IFPMAが、調査会社チャールズリバーアソシエイツ(Charles River Associates:CRA)が委託研究させた。CRAでは、MICにおける罹患率・死亡率の減少、医療費削減の状況などの観点から医薬品価値を明確にするために、MICにおける冠動脈疾患(CHD)、うつ病、糖尿病、HIV/AIDS、ロタウイルス感染症の5つの疾患領域における国としての疾患対策の有無・同治療薬の使用状況・治療ガイドラインの有無や患者のベネフィットと医療費削減の実態などを調査・分析した。
一例として、CHDの状況をみると、IFPMAのエデュアルド・ピサニ事務総長は、「MICでも早い死亡や後遺症の主原因はCHDとなっているが、現在までに国家的な非感染症対策としてCHDを組み込んだのは、ブラジル、インド、中国の3か国である。しかし、これら国々でもその対策を導入したのは僅か3年以内だ」と指摘したが、「かつてないほど新薬が普及すればより健康上のメリットが獲得できる機会を見ることができる」との見方を示した。

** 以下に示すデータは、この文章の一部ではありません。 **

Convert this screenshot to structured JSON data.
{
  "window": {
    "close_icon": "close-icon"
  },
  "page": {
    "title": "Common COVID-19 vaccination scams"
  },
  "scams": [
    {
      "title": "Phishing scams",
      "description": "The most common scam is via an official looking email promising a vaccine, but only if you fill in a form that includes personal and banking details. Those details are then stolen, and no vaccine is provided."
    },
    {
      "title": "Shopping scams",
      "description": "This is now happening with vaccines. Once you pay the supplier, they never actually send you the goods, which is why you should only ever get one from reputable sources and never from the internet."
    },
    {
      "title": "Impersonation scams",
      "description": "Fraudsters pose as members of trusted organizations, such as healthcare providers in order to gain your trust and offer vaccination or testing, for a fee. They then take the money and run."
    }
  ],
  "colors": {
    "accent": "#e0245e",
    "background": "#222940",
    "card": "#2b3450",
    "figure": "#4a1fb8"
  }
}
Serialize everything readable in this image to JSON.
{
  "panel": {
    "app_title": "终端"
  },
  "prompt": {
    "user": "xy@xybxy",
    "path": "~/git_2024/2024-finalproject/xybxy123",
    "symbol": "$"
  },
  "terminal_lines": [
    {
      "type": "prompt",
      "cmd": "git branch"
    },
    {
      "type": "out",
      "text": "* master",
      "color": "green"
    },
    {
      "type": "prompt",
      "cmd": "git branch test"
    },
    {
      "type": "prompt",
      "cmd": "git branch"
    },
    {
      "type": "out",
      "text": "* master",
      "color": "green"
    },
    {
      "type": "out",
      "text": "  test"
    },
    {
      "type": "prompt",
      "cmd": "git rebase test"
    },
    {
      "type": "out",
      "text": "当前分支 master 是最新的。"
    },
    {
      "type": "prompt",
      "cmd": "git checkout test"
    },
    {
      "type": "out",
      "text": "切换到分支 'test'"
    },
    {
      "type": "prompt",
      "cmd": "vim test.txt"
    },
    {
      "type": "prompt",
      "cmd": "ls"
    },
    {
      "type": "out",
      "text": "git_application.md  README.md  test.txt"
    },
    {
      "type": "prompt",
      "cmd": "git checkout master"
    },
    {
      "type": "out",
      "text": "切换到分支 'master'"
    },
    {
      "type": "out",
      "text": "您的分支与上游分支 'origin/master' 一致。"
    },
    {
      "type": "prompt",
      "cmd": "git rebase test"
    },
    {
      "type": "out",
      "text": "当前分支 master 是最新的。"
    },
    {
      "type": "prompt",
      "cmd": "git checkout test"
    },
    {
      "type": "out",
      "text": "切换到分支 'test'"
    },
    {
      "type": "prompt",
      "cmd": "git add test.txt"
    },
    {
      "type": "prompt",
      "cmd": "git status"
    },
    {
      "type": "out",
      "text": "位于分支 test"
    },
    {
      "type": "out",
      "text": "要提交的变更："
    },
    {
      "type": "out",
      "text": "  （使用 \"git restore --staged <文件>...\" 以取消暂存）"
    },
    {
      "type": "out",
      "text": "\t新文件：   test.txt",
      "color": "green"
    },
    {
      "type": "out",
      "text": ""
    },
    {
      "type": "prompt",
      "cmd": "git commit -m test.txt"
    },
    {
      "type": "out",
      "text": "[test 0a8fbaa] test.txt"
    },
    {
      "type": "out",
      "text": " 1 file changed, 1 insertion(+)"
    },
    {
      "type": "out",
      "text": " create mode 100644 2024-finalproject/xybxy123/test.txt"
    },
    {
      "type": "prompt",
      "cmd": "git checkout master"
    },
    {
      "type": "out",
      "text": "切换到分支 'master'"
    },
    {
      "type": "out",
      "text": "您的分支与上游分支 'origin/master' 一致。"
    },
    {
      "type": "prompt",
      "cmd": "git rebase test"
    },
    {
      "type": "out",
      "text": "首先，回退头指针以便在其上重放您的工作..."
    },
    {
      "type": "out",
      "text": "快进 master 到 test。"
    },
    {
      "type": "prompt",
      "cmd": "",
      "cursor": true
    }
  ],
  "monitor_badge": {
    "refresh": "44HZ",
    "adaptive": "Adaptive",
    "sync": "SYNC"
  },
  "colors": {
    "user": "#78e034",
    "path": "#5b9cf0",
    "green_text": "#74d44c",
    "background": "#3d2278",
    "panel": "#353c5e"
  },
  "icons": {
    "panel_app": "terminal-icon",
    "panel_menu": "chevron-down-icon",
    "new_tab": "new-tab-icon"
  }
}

同調査結果では、MICでもCHD治療薬の基本的薬剤クラスの少なくとも1剤は使用できることが分かったが、ピサニ事務総長は、、薬剤が存在することは必須だが、薬剤へのアクセスはプライマリケア機能のような医療インフラが十分に整備されているかに依存していることを示唆した。

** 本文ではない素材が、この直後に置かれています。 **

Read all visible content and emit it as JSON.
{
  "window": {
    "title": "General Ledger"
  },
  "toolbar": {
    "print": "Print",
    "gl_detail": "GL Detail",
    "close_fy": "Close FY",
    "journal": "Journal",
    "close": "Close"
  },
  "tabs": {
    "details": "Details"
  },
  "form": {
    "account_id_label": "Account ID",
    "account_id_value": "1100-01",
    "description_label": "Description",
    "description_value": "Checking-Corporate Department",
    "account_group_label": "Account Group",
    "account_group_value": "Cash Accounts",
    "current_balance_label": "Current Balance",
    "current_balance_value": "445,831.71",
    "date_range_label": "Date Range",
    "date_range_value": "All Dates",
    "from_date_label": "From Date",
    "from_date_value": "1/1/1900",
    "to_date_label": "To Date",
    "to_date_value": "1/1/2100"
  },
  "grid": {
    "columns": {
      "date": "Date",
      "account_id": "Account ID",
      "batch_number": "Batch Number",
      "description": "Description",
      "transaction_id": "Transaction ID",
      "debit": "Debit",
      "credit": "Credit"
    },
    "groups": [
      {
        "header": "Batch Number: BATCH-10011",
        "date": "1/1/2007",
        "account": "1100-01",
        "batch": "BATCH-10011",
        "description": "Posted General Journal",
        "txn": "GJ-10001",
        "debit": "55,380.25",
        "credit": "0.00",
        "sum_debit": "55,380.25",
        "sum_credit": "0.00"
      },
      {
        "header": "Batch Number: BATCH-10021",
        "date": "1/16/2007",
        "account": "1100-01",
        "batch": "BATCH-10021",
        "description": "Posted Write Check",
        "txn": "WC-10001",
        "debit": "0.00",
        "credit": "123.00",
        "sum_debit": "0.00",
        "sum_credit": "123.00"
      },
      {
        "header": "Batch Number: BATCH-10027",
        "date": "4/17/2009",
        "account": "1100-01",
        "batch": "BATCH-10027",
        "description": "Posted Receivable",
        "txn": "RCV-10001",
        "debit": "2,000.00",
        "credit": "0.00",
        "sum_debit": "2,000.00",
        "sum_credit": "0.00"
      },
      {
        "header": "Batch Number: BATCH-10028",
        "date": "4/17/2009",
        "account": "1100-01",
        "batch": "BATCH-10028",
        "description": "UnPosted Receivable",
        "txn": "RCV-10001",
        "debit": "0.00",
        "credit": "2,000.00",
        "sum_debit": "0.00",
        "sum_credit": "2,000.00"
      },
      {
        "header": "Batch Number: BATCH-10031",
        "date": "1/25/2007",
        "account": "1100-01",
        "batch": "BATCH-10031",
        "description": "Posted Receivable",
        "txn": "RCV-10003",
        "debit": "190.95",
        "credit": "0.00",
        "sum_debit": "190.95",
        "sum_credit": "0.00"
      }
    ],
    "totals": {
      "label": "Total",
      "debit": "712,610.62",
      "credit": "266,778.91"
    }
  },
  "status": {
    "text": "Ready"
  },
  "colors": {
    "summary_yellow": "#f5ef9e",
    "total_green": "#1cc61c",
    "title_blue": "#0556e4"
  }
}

高所得国(HIC)およびMICともに小児の重篤な下痢の主病原であるロタウイルス感染症については、最近、ロタウイルスワクチンを導入したブラジルとオーストラリアの場合を比較した。
CRAのTim Wilson副社長は、両国を比較した結果について、「両国で示されたベネフィットは入院コストの減少だったが、特にブラジルでは、ロタウイルス関連の死亡率が大きく減少したことが示された」と述べ、両国での医薬イノベーションでの価値が示されたのと同時に、ブラジルのようにロタウイルス感染症多発地域では一層その価値が高いことが示されたことを示唆した。
同調査報告書は、以上のほか、ロタウイルス感染症、うつ病、HIV/AIDSの結果から、MICでイノバティブな医薬品を供給することは、国民の保健衛生向上と医療費削減に医薬品の価値をもたらすことができるとしたが、十分にその価値を生かすには、まだアクセス面では障壁が散見されると指摘した。MICでの医薬品アクセス改善には、各国政府の疾患対策の確立、診療所・病院・薬局などインフラ整備などにかかっていることが示されたとしている。

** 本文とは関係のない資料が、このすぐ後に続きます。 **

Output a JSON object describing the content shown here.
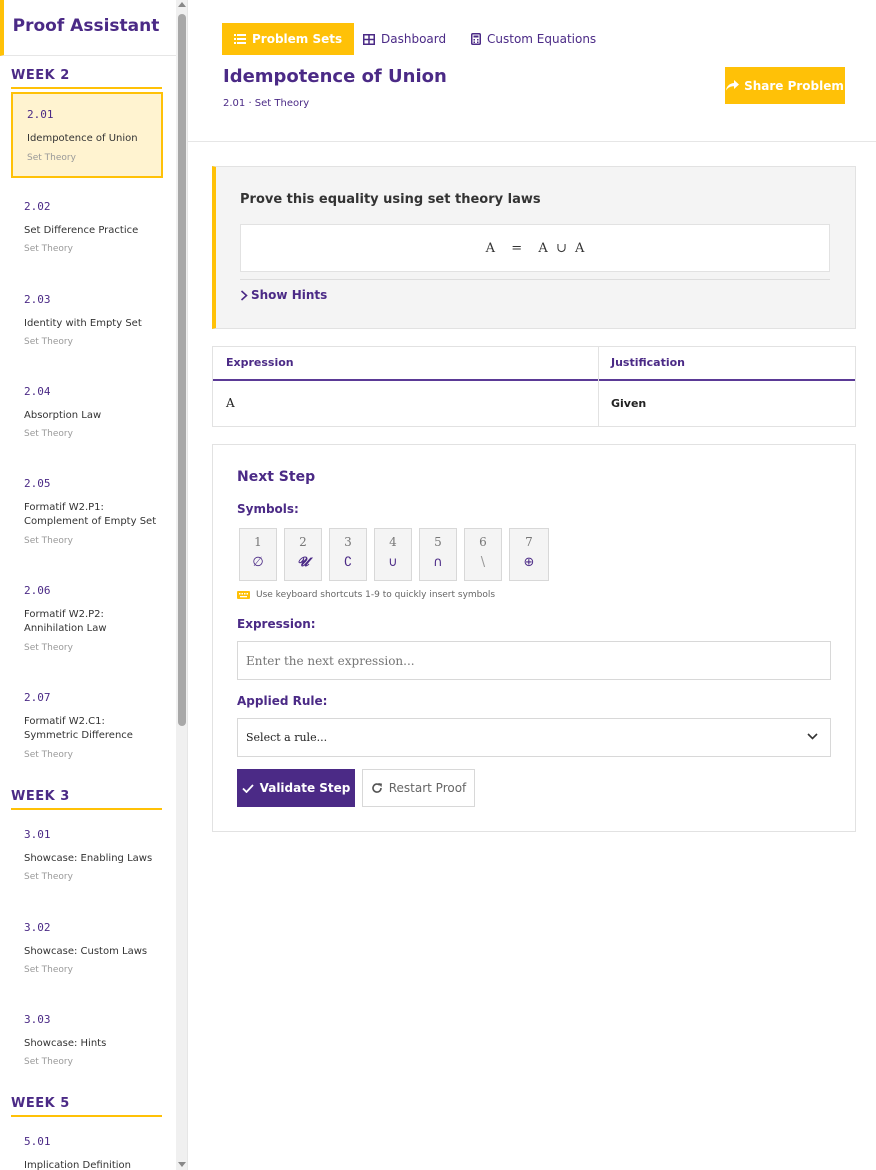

IFPMAのピサニ事務総長は、「我々は、MICにおいて、イノバティブな医薬品が、薬価や保険償還の問題をはるかに超越し、重要な価値を生み出す可能性を持つというエビデンスを見た。医薬品のいかなる価値をも評価する場合には社会的・経済的ベネフィット両方を考慮すべきである」と医薬品価値を評価する場合に現在主流になっているかのような経済面偏重の傾向をけん制した。